Take it as a useful heuristic and humor my analogies. You might find a nugget of gold there.
Also, there's nothing blasphemous if my supervisor can be implemented as synchronous imperative code. When people hear about a new paradigm, they believe they have to abandon everything and do things differently for no reason. No. Find some balance, what you knew still works, don't throw it out, just add the new benefits Actor offers to you.
I.e. while Actors mean we can have objects that do things that you can't do in imperative/synchronous fashion, this doesn't mean we should never use actors for something that might be done in imperative/synchronous fashion. 90% of the interactions between actors still look like a request/response pattern. But those 10% when things don't look like a request/response really matter when you need that ability.
Also keep in mind Actors don't care how far its subordinates are. In synchronous programming things have to happen fast, or the thread blocks. With actors a request may be sent this week, and you may get an answer next month. Things can happen very fast, or very slow, the model is not biased. How fast is fast enough is now entirely up to your app's domain logic.

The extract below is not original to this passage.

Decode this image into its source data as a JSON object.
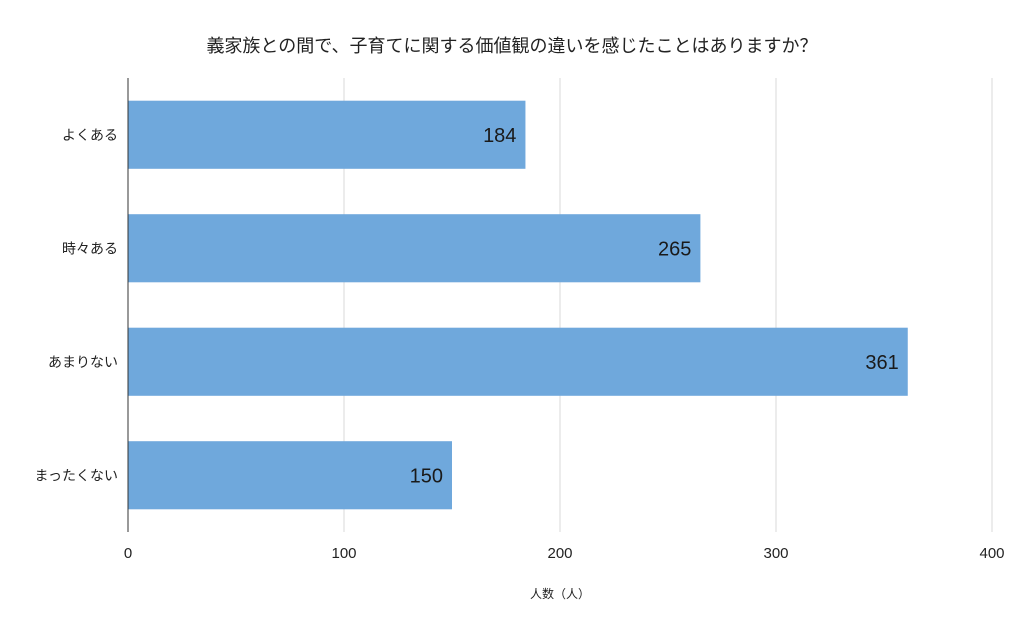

Also, some Actors implement persistence (which is far more trivial than trying to persist the callback graph or call stack in "normal" code), so they don't even care if the system shuts down and it has to start over from its last state.
Imagine OrderActor sends a call to FraudCheckActor and then the system crashes, or (if it's a business workflow process) it's just powered down for the night. When the system is restarted, OrderActor is already waiting for that answer from FraudCheckActor.
Do that with imperative/synchronous code.